Сообразив, что сейчас хозяин свернёт к политике, Пётр Алексеевич перевёл стрелку:
– Вот вы, Пал Палыч, говорите, будто природа у нас такая расчудесная, что лучше не бывает.
– А так и есть, что нету лучше, – подтвердил Пал Палыч.
– А как же зима? Ведь зимой жизнь замирает, кутается в снега. Кругом ничего нет – пустой звук.
– И зима – тоже хороша, – не дал природу в обиду Пал Палыч. – Я за зиму что скажу? Мы пяретруждаемся, изнашиваемся за лето, потому что работы в деревне много – иной раз до двенадцати часов. Светло ведь. А зимой, я заметил, как семь-восемь – так спать хочется. Я больше сплю, чем работаю. Воздействует на меня – так природа в человека заложила, так им руководит. Чтобы ня снашивался быстро, чтоб ня ломался от усердия. Значит, и зима на месте.
Днём, прежде чем отправляться на вечёрку, Цукатов решил съездить в лес – показать Бросу рябчика. Собрался за компанию и Пётр Алексеевич.
Рябчик – однолюб, не то что глухарь и тетерев. Ещё с осени петушок выбирает себе подругу и пара зимует вместе. Весной, после тока, сообща заботятся о потомстве – показывают цыплятам ягодники, оберегают от хищника, отважно уводя врага от затаившегося выводка. За то, что оба родителя равно растят и пестуют птенцов, весенняя охота на рябчика запрещена. Цукатов сказал, что стрелять не будет, только подманит пищиком-пикулькой, чтобы Брос поглядел, а может, верхним чутьём и учуял. Что до повадок, про них объяснит собаке в августе: научит искать птицу, поднимать на крыло и сажать на дерево, но не облаивать – ни-ни, – поскольку рябчик этого не терпит, а бежать к хозяину с докладом и отводить в нужное место. Однако Пётр Алексеевич не верил, что, подманив петушка, профессор удержится от выстрела. А стрелял он метко и на охоте был добычлив. И что тогда? В какой категории воров по систематике Пал Палыча окажется Цукатов?

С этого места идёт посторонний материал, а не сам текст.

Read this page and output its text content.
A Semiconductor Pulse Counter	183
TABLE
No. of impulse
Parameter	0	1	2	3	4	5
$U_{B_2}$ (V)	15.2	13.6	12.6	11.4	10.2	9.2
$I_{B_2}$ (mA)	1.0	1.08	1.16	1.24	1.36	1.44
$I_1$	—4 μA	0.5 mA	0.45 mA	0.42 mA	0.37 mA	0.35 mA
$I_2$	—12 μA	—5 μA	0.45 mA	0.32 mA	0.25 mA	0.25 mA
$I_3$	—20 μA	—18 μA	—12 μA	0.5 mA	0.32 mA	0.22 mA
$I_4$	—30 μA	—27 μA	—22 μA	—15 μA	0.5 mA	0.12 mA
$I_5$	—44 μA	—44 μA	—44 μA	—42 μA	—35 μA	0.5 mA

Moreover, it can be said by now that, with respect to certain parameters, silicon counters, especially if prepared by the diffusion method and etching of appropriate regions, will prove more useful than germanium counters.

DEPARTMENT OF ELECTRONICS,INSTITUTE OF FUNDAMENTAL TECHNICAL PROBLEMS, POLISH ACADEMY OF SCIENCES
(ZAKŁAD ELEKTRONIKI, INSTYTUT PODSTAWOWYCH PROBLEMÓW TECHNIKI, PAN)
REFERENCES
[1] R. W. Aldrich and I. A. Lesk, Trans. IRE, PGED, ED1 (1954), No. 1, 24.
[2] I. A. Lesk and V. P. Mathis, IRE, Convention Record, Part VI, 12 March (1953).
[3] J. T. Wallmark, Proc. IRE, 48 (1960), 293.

– Тут пойдёте – тут нет рябчика, – сказал Пал Палыч. – За Теляково ехать надо, и дальше – за Голубево, за Подлипье. Он там. Там лес другой, сосён нет совсем, только ёлка да деряви́ны.
Сам Пал Палыч, как выяснилось, компанию им, увы, не составит ни сейчас, ни на вечёрке – к нему на четыре дня приехал погостить сын, после срочной службы нанявшийся в Петербурге матросом на речной буксирчик. Вместе с ним Пал Палыч пропадал на строительстве дома для замужней дочери, уже родившей ему двух внуков. Сын и теперь был там, пообедав прежде гостей. На вопрос Цукатова, зачем дочери свой дом в Новоржеве, раз она живёт в Петербурге и копит с мужем на квартиру, Пал Палыч отвечал, что, мол, ничего, пусть будет. Ведь строит он по большей части сам – в основе дочкин сертификат с материнским капиталом, на него выписан и привезён лес, доставлены и положены краном бетонные плиты на фундамент, – а в остальном всё своими руками. Так и растёт дом помаленьку своей силой, как гриб. Но к осени – кровь из носу – надо вывести под крышу. «А если в стране бяда? – не питая надежд на будущее, воображал Пал Палыч. – Смута, и всё опять посыплется? Так мы с Ниной в её дом перяйдём, а свой, большой, детям отдадим. Деньги нужны – продавайте, а нет – живите и хозяйство дяржите, прокормитесь».
Окрестности Новоржева Пётр Алексеевич знал, разумеется, не так хорошо, как Пал Палыч, но понял, про какой лес тот толковал. Из этих краёв был родом тесть Петра Алексеевича, которому Пал Палыч от широкой души помогал вести пчелиное хозяйство: объединял рои, смотрел магазины, вырезал в детке маточники, весной открывал лётки, осенью закладывал в ульи пластины от варатоза. Когда приходила пора снимать магазины и качать мёд, к делу подключались и Пётр Алексеевич с женой. Тесть был в годах и жил здесь только летом, поэтому на весенней и осенней охоте Пётр Алексеевич, чтобы не протапливать полдня простывший деревенский дом, останавливался у Пал Палыча, благо в просторных его хоромах углов было много. А если приезжали шарагой – втроём и более, – тогда уже Пал Палыча не беспокоили, топили печь в избе.
Добравшись до ельника, разошлись в разные стороны. Пётр Алексеевич решил просто побродить по лесу наудачу – вдруг получится кого-то взять с подхода, а Цукатов с Бросом двинулся в чащу, попискивая пищиком и прислушиваясь – не отзовётся ли рябчик. Тут компанией ходить не стоило, а то недолго и подшуметь осторожную птицу – Цукатов даже спустил штанины поверх голенищ сапог (он был в обычных сапогах – болотники лежали в машине до вечёрки), чтобы прошлогодняя трава, ветка куста или сухая хворостина не били по резине.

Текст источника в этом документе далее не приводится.